1863: The Emancipation Proclamation and the Continuation of the War
Beginning in 1862, Congress and the President began acting to change the status of enslaved people in the United States. In March, Lincoln commanded Union Army officers not to return fugitive slaves who had made it behind Union lines. In April, slaves in Washington, D.C., were freed; their owners were given compensation. In June, slavery was prohibited in U.S. territories. In July, Lincoln began discussing emancipation with his Cabinet, but he waited until the Union victory on the battlefield at Antietam to issue a preliminary proclamation on September 22, 1862. This proclamation said that slaves would be freed in any Confederate states that did not return to Union control. On January 1, 1863, Lincoln issued the final Emancipation Proclamation. Read the proclamation and answer the following questions:
- How did Lincoln justify issuing the Emancipation Proclamation?
- Why were certain parts of the Confederate states excepted from the proclamation?
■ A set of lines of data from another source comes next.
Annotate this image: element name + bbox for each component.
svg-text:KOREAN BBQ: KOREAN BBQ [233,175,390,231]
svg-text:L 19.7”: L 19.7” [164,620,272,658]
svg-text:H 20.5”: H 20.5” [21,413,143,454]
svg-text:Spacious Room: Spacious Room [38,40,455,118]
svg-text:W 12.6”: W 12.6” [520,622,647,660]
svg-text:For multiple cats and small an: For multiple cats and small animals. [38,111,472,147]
What other slaves were not emancipated by the proclamation?
- What does Lincoln ask the emancipated people to do?
- In what ways would emancipating the slaves help the Union?
The war raged on through 1863. The collection contains a number of interesting letters key figures in the war wrote during 1863:
- Letter to Joseph Hooker from Lincoln, January 26, 1863.
- Letter from Abraham Lincoln announcing the draft of 1,968 from New Hampshire.
- Letter to James H. Hackett from Abraham Lincoln, November 2, 1863.
- Letter to Reynolds from Sterling Price, November 5, 1863
Read these letters, looking for information about the progress of the war, as seen through the eyes of the various letter-writers. Then answer these questions:
- What can you learn about the progress of the war from reading these letters? Which letter do you find most informative? Why?
- Identify a detail in a letter and try to confirm that detail using another source in the collection (for example, you might be able to confirm information through newspaper reports).
- What, if anything, do the letters from Lincoln reveal about his character? Do the letters reveal character traits that you might not get from Lincoln’s public speeches or descriptions of the president written by others?
In July 1863, Union forces won a bloody battle at Gettysburg, Pennsylvania. Some 7,500 soldiers were buried there; they were just a fraction of the 250,000 lost in the war to that time. Anti-war and anti-Lincoln feelings were on the rise, as evidenced by the New York Draft riots that occurred less than two weeks after the battle at Gettysburg. When the cemetery at Gettysburg was dedicated in November 1863, the president was asked to take only a small role in the ceremony. Lincoln delivered a brief speech designed to buoy the spirits of the citizens of the Union. While not acclaimed at the time, the Gettysburg Address has become one of the best-known speeches in U.S. history.
- What ideals did Lincoln appeal to in the speech?
- Why does Lincoln say that the people gathered at the dedication “cannot dedicate, cannot consecrate” the cemetery?
- What does Lincoln predict will happen if the Union does not prevail?
- What in the speech might have lifted the spirits of the Union? How might you assess whether the speech helped meet the goal Lincoln set for it?